Друг беспробудно спал в кресле.
Он никогда, черт его побери, не отличался тонкостью, деликатностью или даже элементарной тактичностью.
Я вынужден был разбудить друга.
– Отношения капитана с начальником экспедиции ты описал замечательно! -сказал Петя и неуверенно дернул себя за ухо.
– Свинья, – сказал я. – Ни о каких таких отношениях нет ни слова в рукописи.
– Хорошо, что ты напомнил мне о свинье. Мы еще вернемся к ней. А сейчас -несколько слов о пользе взаимной ненависти начальника экспедиции и капитана судна. Здесь мы видим позитивный аспект взаимной неприязни двух руководителей. В чем философское объяснение? В хорошей ненависти заключена высшая степень единства противоположностей, Витус. Как только начальник экспедиции и капитан доходят до крайней степени ненависти друг к другу, так Гегель может спать спокойно – толк будет! Но есть одна деталь: ненависть должна быть животрепещущей. Старая, уже с запашком, тухлая, короче говоря, ненависть не годится, она не способна довести противоположности до единства.
– Медведь ты, Петя, – сказал я. – Из неудобного положения надо уметь выходить изящно.
– Хорошо, что ты напомнил мне о медведе. Мы еще вернемся к нему. Вернее, к медведице. И я подарю тебе новеллу, но, черт меня раздери, у тебя будет мало шансов продать ее даже на пункт сбора вторичного сырья. Ты мной питаешься, Витус. Ты, как и моя жена, не можешь понять, что человеком нельзя питаться систематически. Человеком можно только время от времени закусывать. Вполне, впрочем, возможно, что в данное время и тобой самим уже с хрустом питается какой-нибудь твой близкий родственник или прицельно облизывается дальний знакомый…
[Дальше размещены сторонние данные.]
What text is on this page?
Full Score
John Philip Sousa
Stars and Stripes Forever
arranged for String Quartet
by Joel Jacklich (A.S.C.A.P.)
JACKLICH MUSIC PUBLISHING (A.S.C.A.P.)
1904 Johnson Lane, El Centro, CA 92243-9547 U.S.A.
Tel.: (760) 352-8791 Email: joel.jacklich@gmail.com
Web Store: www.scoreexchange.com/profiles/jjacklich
Сколько уже лет я привыкаю к неожиданности Петиных ассоциаций, но привыкнуть до конца не могу. Они так же внезапны, как поворот стаи кальмаров. Никто на свете – даже птицы – не умеют поворачивать "все вдруг" с такой ошеломляющей неожиданностью и синхронностью.
– Кальмар ты, Петя, – сказал я. – Валяй свою новеллу.
Уклонившись от роли литературного критика, Петя оживился.
– Служил я тогда на эскадренном миноносце "Очаровательный" в роли старшины рулевых, – начал он. – И была там медведица Эльза. Злющая. Матросики Эльзу терпеть не могли, потому что медведь не кошка. Уважать песочек медведя не приучишь. Если ты не Дуров. И убирали за ней, естественно, матросы, и хотели от Эльзы избавиться, но командир эсминца любил медведицу больше младшей сестры. Я в этом убедился сразу по прибытии на "Очаровательный".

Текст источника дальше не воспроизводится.